Looking at the 13.3-inch Lenovo Yoga 720, I can’t understand why you would consider an Apple MacBook Air. I mean, if you’re a Mac user and averse to Windows, I understand that. But otherwise, everything about the Yoga 720 makes the Air look antiquated.
They look and weigh about the same: Slim and silver with a weight around 3 pounds (1.3 kg). But open up the lid on the 720 and you’re greeted with a full-HD IPS touchscreen with edge-to-edge glass and a minimal bezel. And, being a 2-in-1, that screen rotates around to the back of the keyboard letting you use it as a tablet. Plus, it’s pen-enabled, so you can also draw and write on the screen. Inside you get better specs than the entry-level Air, too, and the Yoga starts more than $100 less. And even if you don’t care about Apple, the Yoga 720 is a good bargain against its 2-in-1 Windows competition, too.
There is, however, a difference between a laptop that’s a good value and one that’s cheap; the Yoga 720 is the former. Starting at around $800 (it starts at £800 in the UK and AU$1,700 in Australia), the base configuration isn’t far off from what you’d get from other PC makers selling Yoga-like computers. However, there are little things like using a fast solid-state drive instead of a slow-spinning hard drive or supporting Thunderbolt 3 that make it a better deal.
Lenovo Yoga 720
|Price as reviewed||$799|
|Display size/resolution||13-inch 1,920×1,080 IPS touch|
|PC CPU||2.5GHz Intel Core i5-7200U|
|PC Memory||8GB DDR4 SDRAM 2,133MHz|
|Graphics||128MB dedicated Intel HD Graphics 620|
|Storage||256GB PCIe SSD|
|Networking||802.11ac, Bluetooth 4.1|
|Operating system||Windows 10 Home (64-bit)|
Premium on the outside
In the past year, there have been more and more convertible laptops with skinny screen bezels — the frame that goes around the display. Combined with their edge-to-edge glass, not only does it look good since the screen takes up nearly the entire lid, but it lets you have a larger screen in a smaller body. However, this trend has forced designers to relocate integrated webcams to below the screen, which results in an unfortunate up-the-nose shot. That, thankfully, is not the case here.
The display has good color performance, but not good enough to recommend for critical photo and video editing (not that you can really do those things well with this system’s components). It gets adequately bright for outdoor use, though with the glossy coating you might still struggle. One nice extra, though: The display also supports Lenovo’s optional Active Pen if writing or drawing on the screen is a necessity for you.

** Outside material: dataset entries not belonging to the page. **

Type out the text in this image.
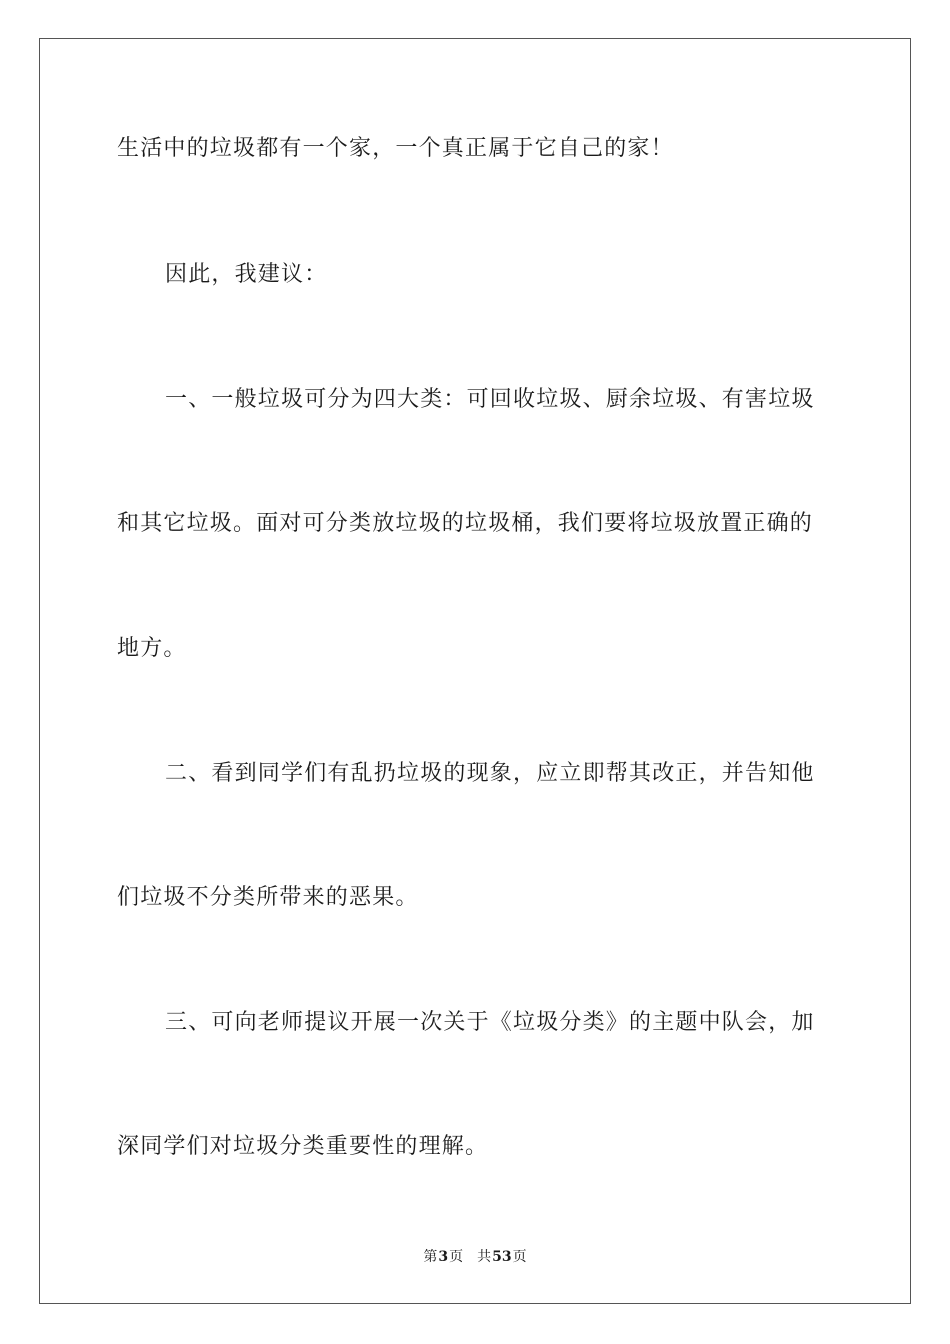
生活中的垃圾都有一个家，一个真正属于它自己的家！
因此，我建议：
一、一般垃圾可分为四大类：可回收垃圾、厨余垃圾、有害垃圾
和其它垃圾。面对可分类放垃圾的垃圾桶，我们要将垃圾放置正确的
地方。
二、看到同学们有乱扔垃圾的现象，应立即帮其改正，并告知他
们垃圾不分类所带来的恶果。
三、可向老师提议开展一次关于《垃圾分类》的主题中队会，加
深同学们对垃圾分类重要性的理解。
第3页 共53页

The hefty hinges on the screen help keep the Yoga in just about any position you could want it in. They’re stiff enough that it will require two hands to open it, but not so much that you’ll have problems adjusting it.
The keyboard might not feel as firm as one of the company’s professional ThinkPad models, but the keys still have a fair amount of travel to make typing comfortable and they are well spaced, clearly labeled and brightly back lit. Also, Lenovo made the Shift key larger than its predecessor’s resulting in fewer errors when typing (at least for me).
Lenovo used a Windows Precision touchpad that works really well and I didn’t experience any cursor jumpiness. The precision pad means you get full multitouch gesture support for three- and four-finger gestures for quickly switching between applications, activating Cortana (Microsoft’s digital assistant) or hiding all open windows.